Composite nanofibers of polyethylene oxide (PEO)/bacterial cellulose whisker nanoparticles (BCW NPs) and PEO/functionalized bacterial cellulose whisker nanoparticles (f-BCW NPs) were fabricated by an electrospinning process. BCW NPs were prepared using a blender in order to increase the filler density in composite nanofibers. Nitrogen functionalization of the f-BCW NPs was performed by plasma treatment using a microwave oven. The chemical bonding between the nitrogen functional groups of f-BCW NPs and the hydroxyl groups of the polymer chains in the PEO matrix was enhanced by the nitrogen functionalization. The average diameter of the PEO/f-BCW NP composite nanofibers was slightly larger than that of PEO nanofibers and PEO/BCW NP composite nanofibers at the same concentration.
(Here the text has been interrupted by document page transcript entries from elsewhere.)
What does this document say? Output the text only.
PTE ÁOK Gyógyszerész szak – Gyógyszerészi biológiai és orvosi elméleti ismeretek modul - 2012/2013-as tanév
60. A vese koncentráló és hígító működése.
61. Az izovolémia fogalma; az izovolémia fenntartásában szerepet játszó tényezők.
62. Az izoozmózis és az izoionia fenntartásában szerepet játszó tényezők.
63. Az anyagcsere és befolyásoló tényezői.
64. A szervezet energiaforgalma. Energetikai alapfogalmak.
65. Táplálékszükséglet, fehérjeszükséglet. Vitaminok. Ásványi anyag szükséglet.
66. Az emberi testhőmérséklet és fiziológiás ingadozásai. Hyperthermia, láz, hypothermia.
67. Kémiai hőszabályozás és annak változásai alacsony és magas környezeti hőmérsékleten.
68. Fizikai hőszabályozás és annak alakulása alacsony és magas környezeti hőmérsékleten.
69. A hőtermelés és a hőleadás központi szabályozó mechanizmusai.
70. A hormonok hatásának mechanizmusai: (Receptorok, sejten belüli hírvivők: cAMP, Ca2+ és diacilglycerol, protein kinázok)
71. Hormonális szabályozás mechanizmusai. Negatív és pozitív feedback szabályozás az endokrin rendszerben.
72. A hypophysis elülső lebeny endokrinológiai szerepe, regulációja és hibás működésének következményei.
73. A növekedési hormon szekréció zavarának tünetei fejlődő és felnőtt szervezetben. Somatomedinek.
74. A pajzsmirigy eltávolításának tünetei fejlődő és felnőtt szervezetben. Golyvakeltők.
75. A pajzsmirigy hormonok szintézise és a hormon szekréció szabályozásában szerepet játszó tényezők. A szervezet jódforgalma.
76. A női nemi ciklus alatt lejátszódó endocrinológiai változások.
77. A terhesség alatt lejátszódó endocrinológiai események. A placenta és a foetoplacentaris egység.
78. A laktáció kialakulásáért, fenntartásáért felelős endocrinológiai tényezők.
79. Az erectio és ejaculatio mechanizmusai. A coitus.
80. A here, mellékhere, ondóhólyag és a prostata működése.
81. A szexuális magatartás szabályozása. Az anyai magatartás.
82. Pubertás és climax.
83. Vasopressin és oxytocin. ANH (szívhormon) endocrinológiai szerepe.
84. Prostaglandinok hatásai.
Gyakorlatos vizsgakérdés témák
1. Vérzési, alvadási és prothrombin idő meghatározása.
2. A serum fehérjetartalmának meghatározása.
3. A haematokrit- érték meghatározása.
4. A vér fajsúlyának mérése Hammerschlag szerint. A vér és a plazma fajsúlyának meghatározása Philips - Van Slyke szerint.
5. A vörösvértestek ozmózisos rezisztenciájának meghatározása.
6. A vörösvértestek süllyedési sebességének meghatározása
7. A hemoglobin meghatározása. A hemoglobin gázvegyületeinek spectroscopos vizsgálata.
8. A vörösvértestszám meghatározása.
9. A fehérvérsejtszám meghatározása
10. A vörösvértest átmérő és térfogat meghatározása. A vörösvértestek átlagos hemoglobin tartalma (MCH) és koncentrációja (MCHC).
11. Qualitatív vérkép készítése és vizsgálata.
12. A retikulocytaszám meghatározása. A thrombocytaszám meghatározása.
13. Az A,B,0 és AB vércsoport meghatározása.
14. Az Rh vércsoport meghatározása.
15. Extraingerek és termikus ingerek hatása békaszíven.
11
The melting temperature (T m), crystallization temperature (T c), and weight loss of PEO/f-BCW NP composite nanofibers decreased compared to those of the PEO nanofibers and PEO/BCW NP composite nanofibers. This was a result of the f-BCW NPs hindering the crystallization of the PEO nanofiber structures. The strong interfacial interactions between the f-BCW NP nanofillers and the polymer matrix increased the glass transition temperature (T g) compared to PEO nanofibers and PEO/BCW NP composite nanofibers. These results demonstrated that N2 plasma treatment of BCW NPs embedded in PEO nanofiber was a useful tool for improving their thermal characteristics for biological applications.